Eskiden çok meşakatliydi Eralp bey. Çocukluğumdan hatırladığım olaylar da vardır bu konuyla ilgili. Meselâ ben Limasollu olduğum için oradan gayet iyi hatırlıyorum. Meselâ rahmetli Hacı Kalfa hanımların ailece gittikleri bir haz ziyareti vardı. Hac ziyaretine gitmek için gerçekleştirdikleri o tören hâlâ gözlerimin önündedir. Beyazlara bürünmüş giyinmiş insanlar, koltuklanmış vaziyette olurdu. ilâhilerle sokaklardan geçerek Limasol’un Piri Ali Dede Tekke’sine gidilirdi öncelikle. Tekke’de namaz kılınır dualar yapılır ve hemen oradan çıkılarak, liman zaten hemen yanı başında biliyorsunuz, limandan gemilere binilerek Suudi arabistan’ın Cidde limanına gidilirdi. Arap gemileriyle, Arap kayıklarıyla. O zamanlar vapur falan daha enderdi. Gemilerle seyahat yapılırdı ve Cidde limanında da deve sırtında kutsal şehirlere, kentlere, Mekke’ye, Medine’ye gidilirdi. Çok meşakatli bir yolculuktu. O zamanlar en az iki-iki buçuk ay zaman alırdı Hacce gidip dönmek. Kolay değildi. Hatta bazılarının tabii biliyorsunuz bugün de oluyor, orda vefat edip de defnedildikleri de oluyordu.
Döndüklerinde de bir Mübareki yaparlardı. Yani ufak tefek hediyeler getirirlerdi, ziyaretçilerin tümüne gümüş yüzük, kolye gibi birşeycikler sunarak gönül alırlardı. En önemlisi de zemzem suyu, kutsal su getirirlerdi Mekke’den. Onu sunarlardı misafirlere. Nitekim ölecek olanların da ağzına son su olarak kaşıkla zemzem suyu damlatıldığı bilinen bir gerçek.

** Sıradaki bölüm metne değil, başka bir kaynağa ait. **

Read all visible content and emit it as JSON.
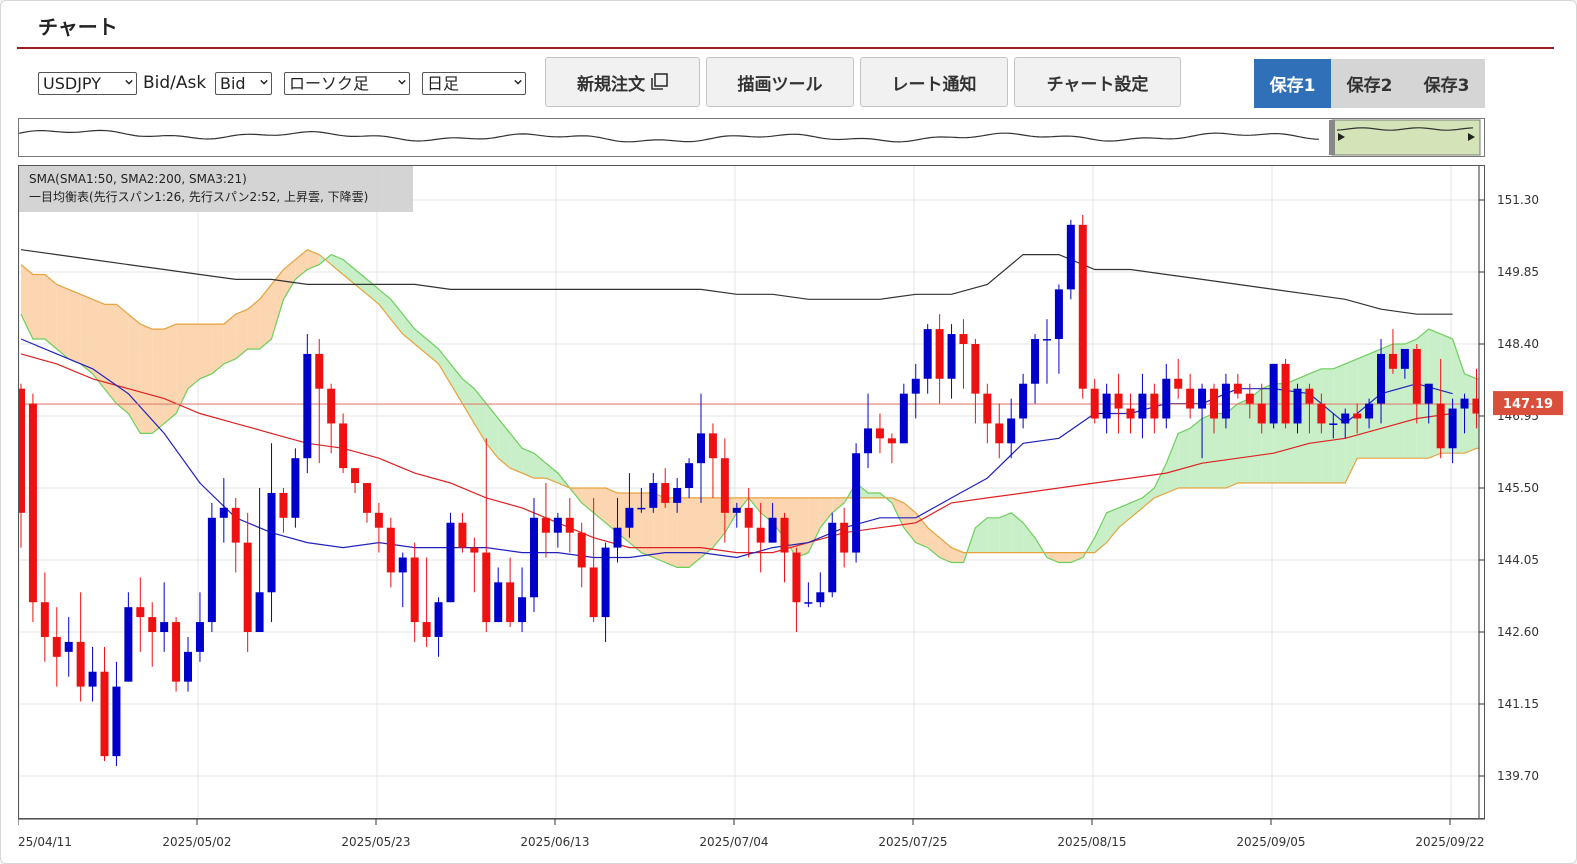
{
  "page": {
    "title": "チャート"
  },
  "toolbar": {
    "symbol": "USDJPY",
    "bid_ask_label": "Bid/Ask",
    "price_side": "Bid",
    "chart_type": "ローソク足",
    "period": "日足",
    "new_order": "新規注文",
    "drawing_tools": "描画ツール",
    "rate_alert": "レート通知",
    "chart_settings": "チャート設定",
    "save1": "保存1",
    "save2": "保存2",
    "save3": "保存3"
  },
  "legend": {
    "line1": "SMA(SMA1:50, SMA2:200, SMA3:21)",
    "line2": "一目均衡表(先行スパン1:26, 先行スパン2:52, 上昇雲, 下降雲)"
  },
  "colors": {
    "up": "#0000cc",
    "down": "#ee1111",
    "accent": "#3070b8",
    "title_rule": "#a01c1c",
    "price_tag": "#d94f3b",
    "sma50": "#dd2222",
    "sma200": "#333333",
    "sma21": "#2222bb",
    "cloud_up": "#c8efc8",
    "cloud_down": "#fbd6b0"
  },
  "chart_data": {
    "type": "candlestick",
    "symbol": "USDJPY",
    "timeframe": "日足",
    "current_price": "147.19",
    "y_ticks": [
      "151.30",
      "149.85",
      "148.40",
      "146.95",
      "145.50",
      "144.05",
      "142.60",
      "141.15",
      "139.70"
    ],
    "x_ticks": [
      "2025/04/11",
      "2025/05/02",
      "2025/05/23",
      "2025/06/13",
      "2025/07/04",
      "2025/07/25",
      "2025/08/15",
      "2025/09/05",
      "2025/09/22"
    ],
    "ylim": [
      139.3,
      151.6
    ],
    "candles": [
      [
        147.5,
        145.0,
        147.6,
        144.3
      ],
      [
        147.2,
        143.2,
        147.4,
        142.8
      ],
      [
        143.2,
        142.5,
        143.8,
        142.0
      ],
      [
        142.5,
        142.1,
        143.1,
        141.5
      ],
      [
        142.2,
        142.4,
        142.9,
        141.7
      ],
      [
        142.4,
        141.5,
        143.4,
        141.2
      ],
      [
        141.5,
        141.8,
        142.3,
        141.2
      ],
      [
        141.8,
        140.1,
        142.3,
        140.0
      ],
      [
        140.1,
        141.5,
        142.0,
        139.9
      ],
      [
        141.6,
        143.1,
        143.4,
        141.6
      ],
      [
        143.1,
        142.9,
        143.7,
        142.2
      ],
      [
        142.9,
        142.6,
        143.2,
        141.9
      ],
      [
        142.6,
        142.8,
        143.6,
        142.2
      ],
      [
        142.8,
        141.6,
        142.9,
        141.4
      ],
      [
        141.6,
        142.2,
        142.5,
        141.4
      ],
      [
        142.2,
        142.8,
        143.4,
        142.0
      ],
      [
        142.8,
        144.9,
        145.2,
        142.6
      ],
      [
        144.9,
        145.1,
        145.7,
        144.4
      ],
      [
        145.1,
        144.4,
        145.3,
        143.8
      ],
      [
        144.4,
        142.6,
        145.0,
        142.2
      ],
      [
        142.6,
        143.4,
        145.5,
        142.6
      ],
      [
        143.4,
        145.4,
        146.4,
        142.8
      ],
      [
        145.4,
        144.9,
        145.5,
        144.6
      ],
      [
        144.9,
        146.1,
        146.3,
        144.7
      ],
      [
        146.1,
        148.2,
        148.6,
        145.8
      ],
      [
        148.2,
        147.5,
        148.5,
        146.0
      ],
      [
        147.5,
        146.8,
        147.6,
        146.2
      ],
      [
        146.8,
        145.9,
        147.0,
        145.8
      ],
      [
        145.9,
        145.6,
        145.9,
        145.4
      ],
      [
        145.6,
        145.0,
        145.6,
        144.8
      ],
      [
        145.0,
        144.7,
        145.2,
        144.2
      ],
      [
        144.7,
        143.8,
        144.9,
        143.5
      ],
      [
        143.8,
        144.1,
        144.2,
        143.1
      ],
      [
        144.1,
        142.8,
        144.4,
        142.4
      ],
      [
        142.8,
        142.5,
        144.1,
        142.3
      ],
      [
        142.5,
        143.2,
        143.3,
        142.1
      ],
      [
        143.2,
        144.8,
        145.0,
        143.2
      ],
      [
        144.8,
        144.3,
        145.0,
        144.2
      ],
      [
        144.3,
        144.2,
        144.5,
        143.4
      ],
      [
        144.2,
        142.8,
        146.5,
        142.6
      ],
      [
        142.8,
        143.6,
        143.9,
        142.8
      ],
      [
        143.6,
        142.8,
        144.1,
        142.7
      ],
      [
        142.8,
        143.3,
        143.9,
        142.6
      ],
      [
        143.3,
        144.9,
        145.3,
        143.0
      ],
      [
        144.9,
        144.6,
        145.6,
        144.1
      ],
      [
        144.6,
        144.9,
        145.0,
        144.3
      ],
      [
        144.9,
        144.6,
        145.3,
        144.2
      ],
      [
        144.6,
        143.9,
        144.8,
        143.5
      ],
      [
        143.9,
        142.9,
        145.3,
        142.8
      ],
      [
        142.9,
        144.3,
        144.4,
        142.4
      ],
      [
        144.3,
        144.7,
        145.3,
        144.0
      ],
      [
        144.7,
        145.1,
        145.8,
        144.5
      ],
      [
        145.1,
        145.1,
        145.5,
        145.0
      ],
      [
        145.1,
        145.6,
        145.8,
        145.0
      ],
      [
        145.6,
        145.2,
        145.9,
        145.1
      ],
      [
        145.2,
        145.5,
        145.7,
        145.0
      ],
      [
        145.5,
        146.0,
        146.1,
        145.3
      ],
      [
        146.0,
        146.6,
        147.4,
        145.2
      ],
      [
        146.6,
        146.1,
        146.8,
        145.3
      ],
      [
        146.1,
        145.0,
        146.5,
        144.4
      ],
      [
        145.0,
        145.1,
        145.2,
        144.7
      ],
      [
        145.1,
        144.7,
        145.5,
        144.1
      ],
      [
        144.7,
        144.4,
        145.2,
        143.8
      ],
      [
        144.4,
        144.9,
        145.2,
        144.4
      ],
      [
        144.9,
        144.2,
        145.0,
        143.6
      ],
      [
        144.2,
        143.2,
        144.3,
        142.6
      ],
      [
        143.2,
        143.2,
        143.6,
        143.1
      ],
      [
        143.2,
        143.4,
        143.8,
        143.1
      ],
      [
        143.4,
        144.8,
        145.0,
        143.3
      ],
      [
        144.8,
        144.2,
        145.1,
        143.9
      ],
      [
        144.2,
        146.2,
        146.4,
        144.0
      ],
      [
        146.2,
        146.7,
        147.4,
        145.9
      ],
      [
        146.7,
        146.5,
        147.0,
        146.2
      ],
      [
        146.5,
        146.4,
        146.6,
        146.0
      ],
      [
        146.4,
        147.4,
        147.6,
        146.4
      ],
      [
        147.4,
        147.7,
        148.0,
        146.9
      ],
      [
        147.7,
        148.7,
        148.8,
        147.4
      ],
      [
        148.7,
        147.7,
        149.0,
        147.2
      ],
      [
        147.7,
        148.6,
        148.8,
        147.3
      ],
      [
        148.6,
        148.4,
        148.9,
        147.5
      ],
      [
        148.4,
        147.4,
        148.5,
        146.8
      ],
      [
        147.4,
        146.8,
        147.6,
        146.4
      ],
      [
        146.8,
        146.4,
        147.2,
        146.1
      ],
      [
        146.4,
        146.9,
        147.3,
        146.1
      ],
      [
        146.9,
        147.6,
        147.8,
        146.7
      ],
      [
        147.6,
        148.5,
        148.6,
        147.2
      ],
      [
        148.5,
        148.5,
        148.9,
        147.6
      ],
      [
        148.5,
        149.5,
        149.6,
        147.8
      ],
      [
        149.5,
        150.8,
        150.9,
        149.3
      ],
      [
        150.8,
        147.5,
        151.0,
        147.3
      ],
      [
        147.5,
        146.9,
        147.7,
        146.8
      ],
      [
        146.9,
        147.4,
        147.6,
        146.6
      ],
      [
        147.4,
        147.1,
        147.8,
        146.6
      ],
      [
        147.1,
        146.9,
        147.4,
        146.6
      ],
      [
        146.9,
        147.4,
        147.8,
        146.5
      ],
      [
        147.4,
        146.9,
        147.6,
        146.6
      ],
      [
        146.9,
        147.7,
        148.0,
        146.7
      ],
      [
        147.7,
        147.5,
        148.1,
        147.3
      ],
      [
        147.5,
        147.1,
        147.8,
        146.9
      ],
      [
        147.1,
        147.5,
        147.6,
        146.1
      ],
      [
        147.5,
        146.9,
        147.6,
        146.6
      ],
      [
        146.9,
        147.6,
        147.8,
        146.7
      ],
      [
        147.6,
        147.4,
        147.8,
        147.3
      ],
      [
        147.4,
        147.2,
        147.6,
        146.9
      ],
      [
        147.2,
        146.8,
        147.6,
        146.6
      ],
      [
        146.8,
        148.0,
        148.0,
        146.7
      ],
      [
        148.0,
        146.8,
        148.1,
        146.7
      ],
      [
        146.8,
        147.5,
        147.6,
        146.6
      ],
      [
        147.5,
        147.2,
        147.6,
        146.6
      ],
      [
        147.2,
        146.8,
        147.4,
        146.6
      ],
      [
        146.8,
        146.8,
        147.0,
        146.5
      ],
      [
        146.8,
        147.0,
        147.1,
        146.5
      ],
      [
        147.0,
        146.9,
        147.2,
        146.6
      ],
      [
        146.9,
        147.2,
        147.3,
        146.7
      ],
      [
        147.2,
        148.2,
        148.5,
        146.8
      ],
      [
        148.2,
        147.9,
        148.7,
        147.8
      ],
      [
        147.9,
        148.3,
        148.3,
        147.7
      ],
      [
        148.3,
        147.2,
        148.4,
        146.8
      ],
      [
        147.2,
        147.6,
        147.6,
        146.8
      ],
      [
        147.2,
        146.3,
        148.1,
        146.1
      ],
      [
        146.3,
        147.1,
        147.3,
        146.0
      ],
      [
        147.1,
        147.3,
        147.4,
        146.6
      ],
      [
        147.3,
        147.0,
        147.9,
        146.7
      ],
      [
        147.0,
        147.2,
        147.3,
        146.9
      ]
    ],
    "sma200": [
      150.3,
      150.2,
      150.1,
      150.0,
      149.9,
      149.8,
      149.7,
      149.7,
      149.6,
      149.6,
      149.6,
      149.6,
      149.5,
      149.5,
      149.5,
      149.5,
      149.5,
      149.5,
      149.5,
      149.5,
      149.4,
      149.4,
      149.3,
      149.3,
      149.3,
      149.4,
      149.4,
      149.6,
      150.2,
      150.2,
      149.9,
      149.9,
      149.8,
      149.7,
      149.6,
      149.5,
      149.4,
      149.3,
      149.1,
      149.0,
      149.0
    ],
    "sma50": [
      148.2,
      148.0,
      147.7,
      147.5,
      147.3,
      147.0,
      146.8,
      146.6,
      146.4,
      146.3,
      146.1,
      145.8,
      145.6,
      145.3,
      145.1,
      144.8,
      144.5,
      144.3,
      144.3,
      144.3,
      144.2,
      144.2,
      144.4,
      144.6,
      144.7,
      144.8,
      145.2,
      145.3,
      145.4,
      145.5,
      145.6,
      145.7,
      145.8,
      146.0,
      146.1,
      146.2,
      146.4,
      146.5,
      146.7,
      146.9,
      147.0
    ],
    "sma21": [
      148.5,
      148.2,
      147.9,
      147.4,
      146.6,
      145.6,
      144.9,
      144.6,
      144.4,
      144.3,
      144.4,
      144.3,
      144.3,
      144.3,
      144.2,
      144.2,
      144.1,
      144.1,
      144.2,
      144.2,
      144.1,
      144.3,
      144.4,
      144.7,
      144.9,
      144.9,
      145.3,
      145.7,
      146.4,
      146.5,
      147.0,
      147.0,
      147.2,
      147.2,
      147.5,
      147.5,
      147.4,
      146.8,
      147.4,
      147.6,
      147.4
    ],
    "senkou_a": [
      149.0,
      148.5,
      148.5,
      148.3,
      148.1,
      148.0,
      147.8,
      147.5,
      147.2,
      147.0,
      146.6,
      146.6,
      146.8,
      147.0,
      147.5,
      147.7,
      147.8,
      148.0,
      148.1,
      148.3,
      148.3,
      148.5,
      149.3,
      149.7,
      149.9,
      150.0,
      150.2,
      150.1,
      149.9,
      149.7,
      149.5,
      149.3,
      149.0,
      148.7,
      148.5,
      148.3,
      148.0,
      147.7,
      147.5,
      147.2,
      146.9,
      146.6,
      146.3,
      146.2,
      146.0,
      145.8,
      145.5,
      145.2,
      145.0,
      144.8,
      144.6,
      144.4,
      144.2,
      144.1,
      144.0,
      143.9,
      143.9,
      144.1,
      144.3,
      144.6,
      145.0,
      145.3,
      145.0,
      144.8,
      144.5,
      144.1,
      144.2,
      144.7,
      145.0,
      145.2,
      145.6,
      145.4,
      145.4,
      145.2,
      144.7,
      144.4,
      144.3,
      144.1,
      144.0,
      144.0,
      144.7,
      144.9,
      144.9,
      145.0,
      144.8,
      144.5,
      144.1,
      144.0,
      144.0,
      144.1,
      144.5,
      145.0,
      145.1,
      145.2,
      145.3,
      145.5,
      146.0,
      146.6,
      146.7,
      146.9,
      147.0,
      147.0,
      147.2,
      147.3,
      147.5,
      147.6,
      147.6,
      147.7,
      147.8,
      147.9,
      147.9,
      148.0,
      148.1,
      148.2,
      148.3,
      148.4,
      148.4,
      148.5,
      148.7,
      148.6,
      148.5,
      147.8,
      147.7,
      147.7,
      147.7,
      147.8
    ],
    "senkou_b": [
      150.0,
      149.8,
      149.8,
      149.6,
      149.5,
      149.4,
      149.3,
      149.2,
      149.2,
      149.0,
      148.8,
      148.7,
      148.7,
      148.8,
      148.8,
      148.8,
      148.8,
      148.8,
      149.0,
      149.1,
      149.3,
      149.6,
      149.9,
      150.1,
      150.3,
      150.2,
      150.0,
      149.8,
      149.6,
      149.4,
      149.2,
      148.9,
      148.6,
      148.4,
      148.2,
      148.0,
      147.6,
      147.2,
      146.8,
      146.4,
      146.1,
      145.9,
      145.8,
      145.7,
      145.7,
      145.6,
      145.5,
      145.5,
      145.5,
      145.5,
      145.4,
      145.4,
      145.4,
      145.4,
      145.3,
      145.3,
      145.3,
      145.3,
      145.3,
      145.3,
      145.3,
      145.3,
      145.3,
      145.3,
      145.3,
      145.3,
      145.3,
      145.3,
      145.3,
      145.3,
      145.3,
      145.3,
      145.3,
      145.3,
      145.2,
      145.0,
      144.7,
      144.5,
      144.3,
      144.2,
      144.2,
      144.2,
      144.2,
      144.2,
      144.2,
      144.2,
      144.2,
      144.2,
      144.2,
      144.2,
      144.2,
      144.4,
      144.7,
      144.9,
      145.1,
      145.3,
      145.4,
      145.5,
      145.5,
      145.5,
      145.5,
      145.5,
      145.6,
      145.6,
      145.6,
      145.6,
      145.6,
      145.6,
      145.6,
      145.6,
      145.6,
      145.6,
      146.1,
      146.1,
      146.1,
      146.1,
      146.1,
      146.1,
      146.1,
      146.2,
      146.2,
      146.2,
      146.3,
      146.3,
      146.3,
      146.3
    ]
  }
}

Çocukluğunun bayramlarına doğru yolculuk etmek istiyorum Mahmut hocamızla. Neler hatırlıyor bayramlar hakkında diye soruyorum...
Bayramlar çok canlıydı. Şimdi her şeyden önce elbise ayakkabı temini vardı çocuklara, büyüklere de öyle. Ama giysiler önceden hazırlanırdı Eralp bey. Yani kolay bir olay değildi. Ayakkabı bugünkü gibi git mağazalardan hazır bul al, yok öyle bir şey. Kunduracılara gidilirdi birkaç ay önceden, ölçü alınırdı ayağınıza göre ve o şekilde yapılırdı ayakkabınız. Tabii ayakkabı ayağınızı sıkar sıkmaz o da artık şansınıza kalırdı (gülüyor). İyi kötü topallaya topallaya da olsa onu giymek mecburiyetindeydiniz. Ve şunu da söyleyim, bugün gençler çok şanslıdır. Bugün hergün bayram aşağı yukarı evlerde. Yemek de öyle giysi de öyle. Yani bazı aileler çocuklarına beş-on çift ayakkabı alabiliyor. Varlık durumu da çok iyi, üstelik harcanan para ve mentalite değişti.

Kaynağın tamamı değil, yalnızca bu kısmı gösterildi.